Walter was entertained and persuaded to stay for food and then taken to the bar-room where Pitcher plied him with some of his best drinks. Fortunately it was a busy night and with Dan singing, and Oak-tree Thomas not singing, the evening was a very pleasant one. Prising Emma out of her precious parlour was difficult, but Pitcher persuaded her to bring the girls down to sit in the room behind the bar where they had once lived and which would soon serve as a kitchen to cook the food they planned to sell.
It was there that the last hour of his visit was spent, and from there that Daisy left him to go to her bed, a wistful and demure expression on her face as if parting from him was a bravery she could hardly susta
in. Walter went home a slightly drunk, but very happy man.
A few days later, a notice displayed on the big tree outside the sorting office announced that application had been made for Pitcher to handle the letters for Gower, and for the alehouse soon to be The Posthorn Inn – to be the receiving office. Kenneth saw the notice and rode home to tell Ceinwen and decide what was to be done.
‘Without I ride with the letters and put my own case forward in person, there’s nothing I can do,’ he wailed.

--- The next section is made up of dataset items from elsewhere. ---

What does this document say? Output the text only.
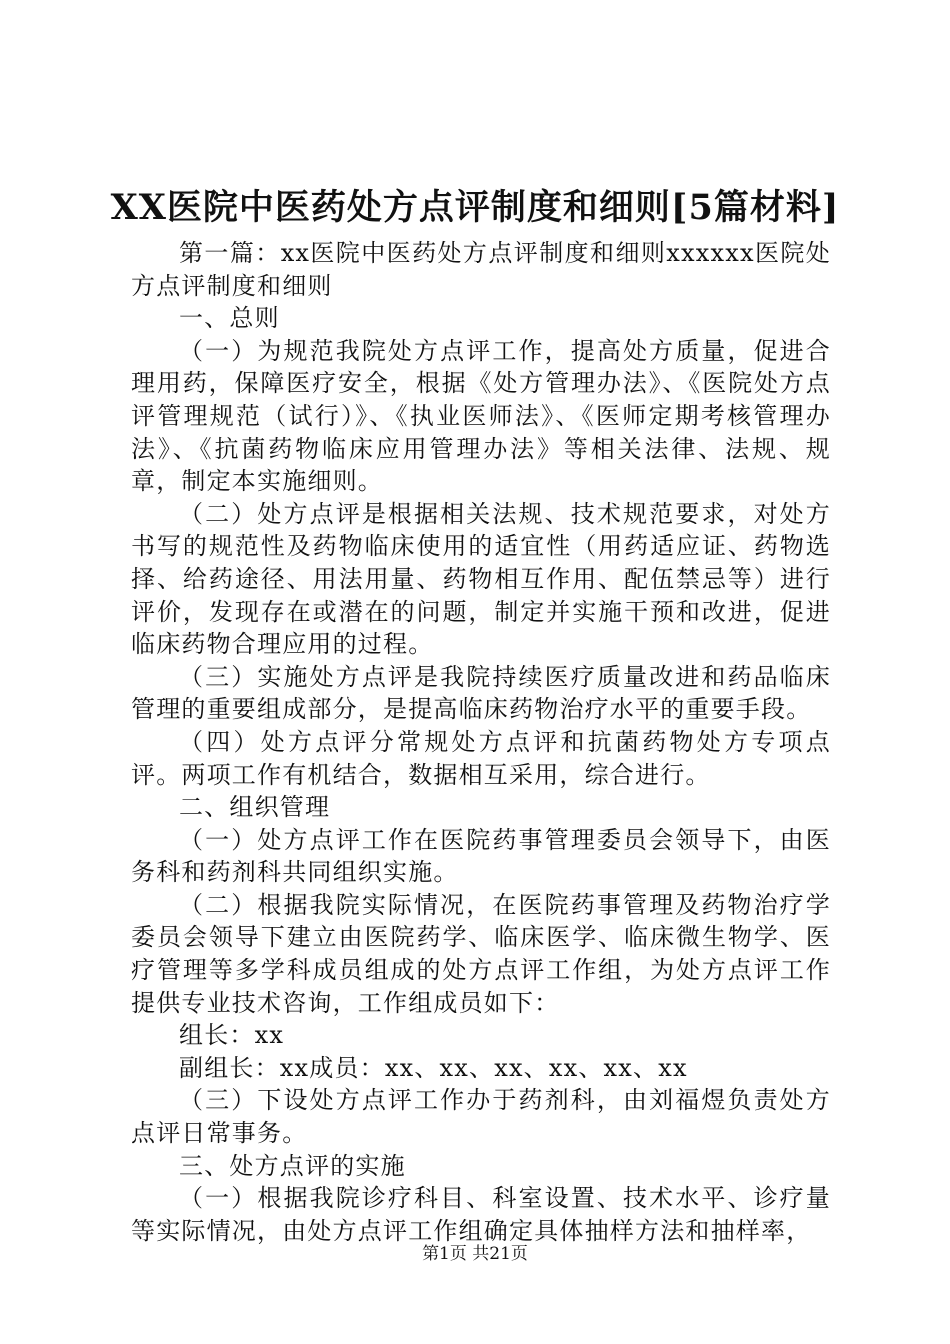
XX医院中医药处方点评制度和细则[5篇材料]

第一篇：xx医院中医药处方点评制度和细则xxxxxx医院处方点评制度和细则

一、总则

（一）为规范我院处方点评工作，提高处方质量，促进合理用药，保障医疗安全，根据《处方管理办法》、《医院处方点评管理规范（试行）》、《执业医师法》、《医师定期考核管理办法》、《抗菌药物临床应用管理办法》等相关法律、法规、规章，制定本实施细则。

（二）处方点评是根据相关法规、技术规范要求，对处方书写的规范性及药物临床使用的适宜性（用药适应证、药物选择、给药途径、用法用量、药物相互作用、配伍禁忌等）进行评价，发现存在或潜在的问题，制定并实施干预和改进，促进临床药物合理应用的过程。

（三）实施处方点评是我院持续医疗质量改进和药品临床管理的重要组成部分，是提高临床药物治疗水平的重要手段。

（四）处方点评分常规处方点评和抗菌药物处方专项点评。两项工作有机结合，数据相互采用，综合进行。

二、组织管理

（一）处方点评工作在医院药事管理委员会领导下，由医务科和药剂科共同组织实施。

（二）根据我院实际情况，在医院药事管理及药物治疗学委员会领导下建立由医院药学、临床医学、临床微生物学、医疗管理等多学科成员组成的处方点评工作组，为处方点评工作提供专业技术咨询，工作组成员如下：

组长：xx

副组长：xx成员：xx、xx、xx、xx、xx、xx

（三）下设处方点评工作办于药剂科，由刘福煜负责处方点评日常事务。

三、处方点评的实施

（一）根据我院诊疗科目、科室设置、技术水平、诊疗量等实际情况，由处方点评工作组确定具体抽样方法和抽样率，

第1页 共21页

‘I’m going to talk to Emma,’ Ceinwen decided. ‘Friends we are, or so I thought!’
Their daughter, Enyd, stood up from the table where she had been entering the payments into her father’s ledger.
‘I am going to talk to Olwen!’ she said. ‘She’s my husband’s sister and should be loyal to us, her extra family, above her friends! If anyone can persuade Barrass against this move, she can.’
Neither Ceinwen nor Enyd were successful in their attempts to persuade Pitcher and Barrass to change their minds.
‘Pitcher is the best man for the work. His premises are in by far the best position,’ Emma insisted when Ceinwen told of her disappointment.
‘But,’ she whispered surreptitiously behind a fat hand, ‘if we should be granted the change, and so far it’s only an application backed by Walter Waterman, then I will pay you a few shillings each week to compensate you for the loss of it.’
Ceinwen was strongly tempted to complain that she had no daughter to use in the fight for her living, but decided against it. Best she kept Emma on her side, if only to receive the few shillings she had offered, which Kenneth would not hear of.